Ces quelques faux pas sont heureusement éclipsés dans la seconde partie, beaucoup plus sombre et imprévisible. S'il est toujours question d'une farce, elle finit par tourner au cauchemar. Le climat de violence latent depuis le début explose à la figure des individus. De la caricature sans conséquence, le cinéphile est exposé à un Mal beaucoup plus sournois et tangible, car réaliste et palpable chez nos voisins du Sud. C'est ce qu'on appelle de l'épouvante à l'état pur
Comme toujours chez le cinéaste, notre protagoniste se fait manipuler par une force omnisciente, devenant une simple marionnette entre ses mains.
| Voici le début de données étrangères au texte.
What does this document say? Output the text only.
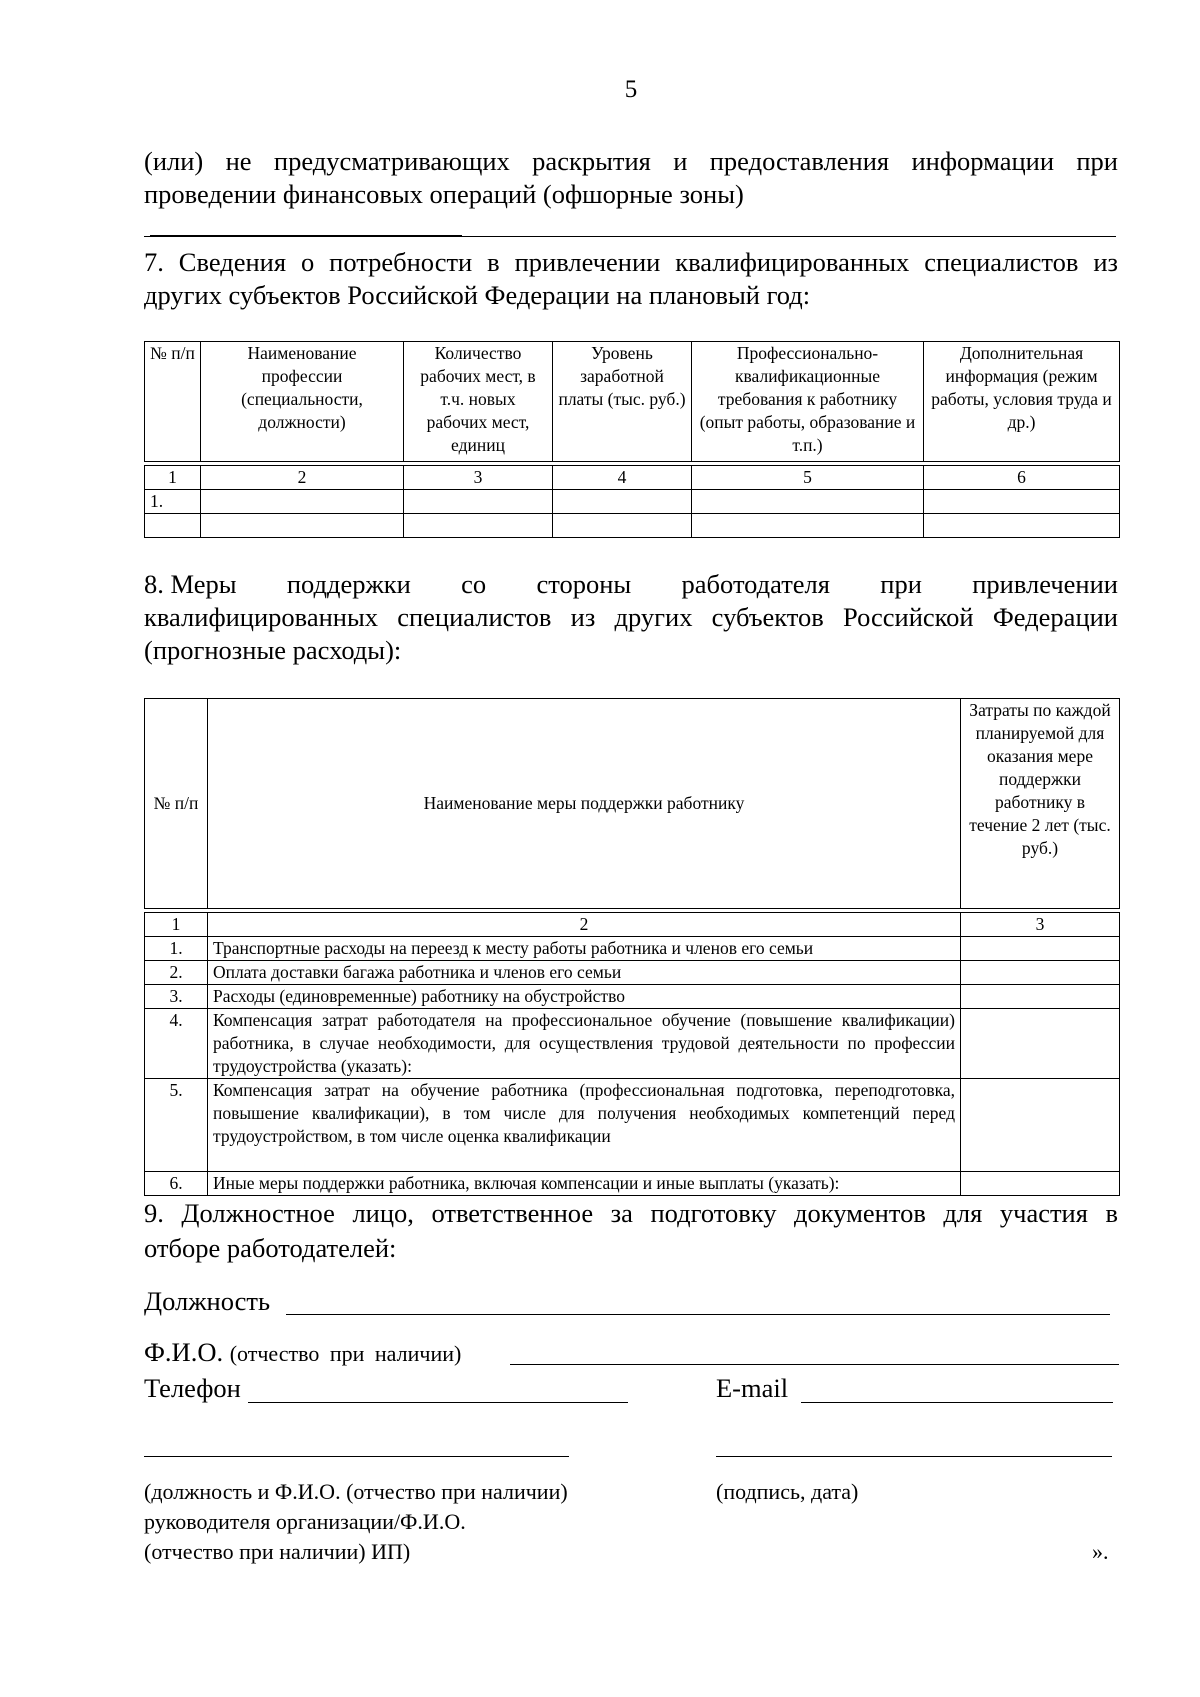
5
(или) не предусматривающих раскрытия и предоставления информации при
проведении финансовых операций (офшорные зоны)
7. Сведения о потребности в привлечении квалифицированных специалистов из
других субъектов Российской Федерации на плановый год:
№ п/п	Наименование профессии (специальности, должности)	Количество рабочих мест, в т.ч. новых рабочих мест, единиц	Уровень заработной платы (тыс. руб.)	Профессионально-квалификационные требования к работнику (опыт работы, образование и т.п.)	Дополнительная информация (режим работы, условия труда и др.)

1	2	3	4	5	6
1.					

8. Меры поддержки со стороны работодателя при привлечении
квалифицированных специалистов из других субъектов Российской Федерации
(прогнозные расходы):
№ п/п	Наименование меры поддержки работнику	Затраты по каждой планируемой для оказания мере поддержки работнику в течение 2 лет (тыс. руб.)

1	2	3
1.	Транспортные расходы на переезд к месту работы работника и членов его семьи	
2.	Оплата доставки багажа работника и членов его семьи	
3.	Расходы (единовременные) работнику на обустройство	
4.	Компенсация затрат работодателя на профессиональное обучение (повышение квалификации) работника, в случае необходимости, для осуществления трудовой деятельности по профессии трудоустройства (указать):	
5.	Компенсация затрат на обучение работника (профессиональная подготовка, переподготовка, повышение квалификации), в том числе для получения необходимых компетенций перед трудоустройством, в том числе оценка квалификации	
6.	Иные меры поддержки работника, включая компенсации и иные выплаты (указать):	
9. Должностное лицо, ответственное за подготовку документов для участия в
отборе работодателей:
Должность
Ф.И.О. (отчество при наличии)
Телефон	E-mail
(должность и Ф.И.О. (отчество при наличии)
руководителя организации/Ф.И.О.
(отчество при наличии) ИП)
(подпись, дата)
».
L'inspiration semble provenir cette fois de Needful Things, le célèbre livre de Stephen King, où le Diable semait la bisbille dans une communauté sans histoire, retournant les gens les uns contre les autres. Ce qui débute comme un simple quiproquo sur le port du masque fait rapidement boule de neige et le sang ne tarde pas à être versé.
Diviser pour mieux régner, n'est-ce pas le mantra d'un certain président américain? Notre (anti)héros shérif en représente un double éclatant, jetant de l'huile sur le feu partout où il passe, encourageant la révolte armée lorsqu'il se fait ridiculiser lors d'une séquence éblouissante. Joaquin Phoenix le personnifie à la perfection, dominant une distribution exemplaire qui comprend également Austin Butler et Luke Grimes. Si seulement les rôles féminins étaient aussi étoffés...
En reprenant les codes du western, Ari Aster utilise la magnificence de ses paysages - la photographie de Darius Khondji est extraordinaire - afin de parler des maux qui rongent l'Amérique. Une menace fantôme issue de territoires des Premières Nations finit d'ailleurs par se resserrer sur notre policier désemparé. De ces confrontations spatiales, le cinéaste en tire une mise en scène admirablement contrôlée, dont les excès sont autant de bombes à retardement.
Malgré sa propension à tout tourner en dérision, Eddington est sans doute le film qui décrit le mieux la situation chaotique qui prévaut actuellement aux États-Unis. Même s'il part dans toutes les directions, le récit inclassable tour à tour frustrant et audacieux glace régulièrement le sang, développant ses enjeux moraux en rappelant que l'horreur est partout. Elle tisse insidieusement sa toile de mensonges pour mieux dévorer ses proies, se révélant à l'écran aussi inquiétante que terrifiante.